第731話 役所に行く男 2

(前回からの続き)


 まず戸惑ったことは、支所の駐車場がいつの間にかタイムスになっていたことだ。

 確かに無料駐車場代わりに停める人間がいるかもしれない事を考えると、こっちの方がいい。


 次に、支所の2階が保育所になっていた。

 昨今の少子化問題にもかかわらず保育所が不足している事からも、空いているスペースは活用すべきだろう。
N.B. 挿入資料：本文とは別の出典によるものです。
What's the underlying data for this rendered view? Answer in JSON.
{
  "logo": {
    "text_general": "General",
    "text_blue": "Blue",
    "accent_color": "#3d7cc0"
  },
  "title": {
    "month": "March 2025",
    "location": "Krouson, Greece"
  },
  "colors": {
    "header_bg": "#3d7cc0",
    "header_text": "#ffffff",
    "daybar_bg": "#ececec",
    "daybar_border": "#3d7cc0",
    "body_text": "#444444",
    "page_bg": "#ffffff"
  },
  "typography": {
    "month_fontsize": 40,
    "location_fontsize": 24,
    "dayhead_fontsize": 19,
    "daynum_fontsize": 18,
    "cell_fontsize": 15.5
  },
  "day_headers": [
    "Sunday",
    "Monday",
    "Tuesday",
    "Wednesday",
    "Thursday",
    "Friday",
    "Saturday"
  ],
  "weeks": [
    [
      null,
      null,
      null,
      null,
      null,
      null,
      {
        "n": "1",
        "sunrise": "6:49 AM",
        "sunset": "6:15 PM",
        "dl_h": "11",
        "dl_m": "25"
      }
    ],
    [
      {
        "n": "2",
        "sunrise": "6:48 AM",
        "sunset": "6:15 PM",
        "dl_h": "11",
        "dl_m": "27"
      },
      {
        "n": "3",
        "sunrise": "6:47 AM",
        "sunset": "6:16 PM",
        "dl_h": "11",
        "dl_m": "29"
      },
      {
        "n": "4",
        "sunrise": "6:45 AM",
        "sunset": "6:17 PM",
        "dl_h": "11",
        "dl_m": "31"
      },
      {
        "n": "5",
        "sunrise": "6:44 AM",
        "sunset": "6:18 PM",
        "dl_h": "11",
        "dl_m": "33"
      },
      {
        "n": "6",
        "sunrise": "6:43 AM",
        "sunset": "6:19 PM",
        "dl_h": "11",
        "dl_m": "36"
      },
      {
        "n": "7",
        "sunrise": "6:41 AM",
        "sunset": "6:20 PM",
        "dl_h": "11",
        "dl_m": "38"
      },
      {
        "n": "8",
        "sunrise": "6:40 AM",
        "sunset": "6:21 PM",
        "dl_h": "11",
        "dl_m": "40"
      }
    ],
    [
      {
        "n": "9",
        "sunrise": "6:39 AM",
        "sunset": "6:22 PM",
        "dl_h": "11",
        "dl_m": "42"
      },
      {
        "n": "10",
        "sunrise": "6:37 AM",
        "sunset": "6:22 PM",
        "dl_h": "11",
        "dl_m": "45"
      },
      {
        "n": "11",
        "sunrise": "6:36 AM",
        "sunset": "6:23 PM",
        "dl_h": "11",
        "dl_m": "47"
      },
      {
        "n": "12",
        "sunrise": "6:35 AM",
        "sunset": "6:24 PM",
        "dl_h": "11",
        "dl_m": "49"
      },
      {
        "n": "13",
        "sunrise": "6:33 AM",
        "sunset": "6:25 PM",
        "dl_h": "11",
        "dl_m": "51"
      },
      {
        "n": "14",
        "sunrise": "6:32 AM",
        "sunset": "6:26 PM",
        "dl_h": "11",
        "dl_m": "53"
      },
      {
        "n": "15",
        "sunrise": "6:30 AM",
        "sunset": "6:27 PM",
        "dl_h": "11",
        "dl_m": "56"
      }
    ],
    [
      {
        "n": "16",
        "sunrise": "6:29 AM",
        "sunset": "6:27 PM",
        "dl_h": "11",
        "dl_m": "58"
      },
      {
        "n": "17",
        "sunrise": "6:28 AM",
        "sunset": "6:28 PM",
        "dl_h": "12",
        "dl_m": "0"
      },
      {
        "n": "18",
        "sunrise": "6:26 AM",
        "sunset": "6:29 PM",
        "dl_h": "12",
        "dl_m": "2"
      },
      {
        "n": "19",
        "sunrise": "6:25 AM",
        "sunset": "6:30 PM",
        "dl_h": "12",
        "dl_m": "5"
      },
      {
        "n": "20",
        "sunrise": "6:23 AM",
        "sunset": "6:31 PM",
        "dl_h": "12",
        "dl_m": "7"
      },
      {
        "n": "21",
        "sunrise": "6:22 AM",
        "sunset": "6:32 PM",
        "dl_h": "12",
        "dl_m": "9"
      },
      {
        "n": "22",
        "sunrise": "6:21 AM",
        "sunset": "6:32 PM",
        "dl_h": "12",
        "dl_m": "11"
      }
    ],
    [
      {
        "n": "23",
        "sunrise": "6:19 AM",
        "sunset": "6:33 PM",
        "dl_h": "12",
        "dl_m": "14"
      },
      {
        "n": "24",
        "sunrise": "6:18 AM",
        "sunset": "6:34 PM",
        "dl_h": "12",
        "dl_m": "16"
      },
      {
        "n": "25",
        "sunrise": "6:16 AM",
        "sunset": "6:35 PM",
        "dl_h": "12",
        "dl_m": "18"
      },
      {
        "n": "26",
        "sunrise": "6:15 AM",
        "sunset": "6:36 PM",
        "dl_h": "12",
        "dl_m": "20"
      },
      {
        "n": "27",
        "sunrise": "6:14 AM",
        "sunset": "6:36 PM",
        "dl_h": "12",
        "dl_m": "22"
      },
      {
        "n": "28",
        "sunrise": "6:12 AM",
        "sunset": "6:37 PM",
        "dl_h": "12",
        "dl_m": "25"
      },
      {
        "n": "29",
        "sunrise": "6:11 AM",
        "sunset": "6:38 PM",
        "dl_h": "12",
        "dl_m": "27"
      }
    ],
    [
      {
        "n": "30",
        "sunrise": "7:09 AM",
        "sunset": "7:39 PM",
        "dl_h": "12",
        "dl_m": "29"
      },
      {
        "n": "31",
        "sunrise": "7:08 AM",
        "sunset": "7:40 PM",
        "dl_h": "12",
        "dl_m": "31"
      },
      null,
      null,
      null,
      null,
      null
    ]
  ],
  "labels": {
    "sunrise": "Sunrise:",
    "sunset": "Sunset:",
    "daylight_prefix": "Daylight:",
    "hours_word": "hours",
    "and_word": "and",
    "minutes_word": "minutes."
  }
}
 そして支所のフロアに入ると銀行で見るような番号札を発行する機械が置いてあった。

「証明書発行」「届出」などの目的別に番号を押すと、しかるべき札が出て来る。

 が、医療費助成支給申請は何番になるのか?

 仕方なく「5番、その他」という番号を押した。

「その他」ってことは、支所の職員にとっては想定外ということかもしれない。

 この時点で何だか嫌な予感がした。

 それに前回来たときは来庁者が2~3人だったのが、今回は10人以上になっている。

 職員の数は同じなのに。


 で、オレは待った、そこらへんの椅子に座って。


 来庁者と職員を合わせても20人もいないのに、なんだか賑やかだ。

 待っている人たちは皆が黙っていた。

 が、ワーワーギャーギャーという声が聞こえてくる。


 支所のホールが吹き抜けになっており、その2階からの子供の声だ。

 こちらからは見えないが、子供たちの声がする。

 耳を澄ませていると、泣いている子やダダをこねている子など、色々だ。

 まさしく阿鼻叫喚の地獄絵図が繰り広げられているのだろう。

 ところどころ保育園の先生の声も聞こえてくる。


「コラーッ、やめなさい!」というのは昭和の保母さんだ。

 令和の今は「〇〇くん、ちゃんとしましょうね」と優しい。


 オレは妄想する、この子らを大人しくさせる方法を……


 気がついたらオレの意識は2階の保育園に浮遊し、子供たちの目の前で実体化した。


「ムハハハハ、オレは悪魔おじさんだ!」


 いきなり現れたオッサンに子供たちは一斉にこちらを見る。


「なにーっ!」

「あくまおじさん?」


 もう大騒ぎだ。

 大人しくさせるどころか余計にうるさくなった。


「お前らが静かにしないと先生をさらっていくぞ!」


 そういってオレは茫然としている先生の手を軽く引っ張った。


「やめろーっ!」

「返せー!」


 そう勇ましく叫ぶやつもいれば泣き出す子もいる。


「君たち、乱暴はよくないよ」


 オレは少し狼狽えたふりをした。

 子供たちは調子に乗る。


「なんとかチョーップ」

「かんとかパーンチ!」


 口々に叫びながら攻撃してくる。


「ウウーッ、やめてくれ」


 そう言いながらオレは弱ったふりをした。

 ワケのわからないオモチャを投げつけてくる奴もいる。

 オレはついに倒れたフリをした。


「助けてくれーっ」


 倒れながらオレは泣く真似をした。

 子供たちのチョップやパンチはますます激しくなる。


 引っかかったな、ガキどもめ……

 ここからが大人のフェーズよ。


「ええーん、ええーん。先生、助けてください」


 そういってオレは先生に手を差し出した。

 保母さんもなんかノリのいい人のようだ。


「ごめんなさいね、悪魔おじさん」


 そういいながら優しくオレの手を握ってくれた。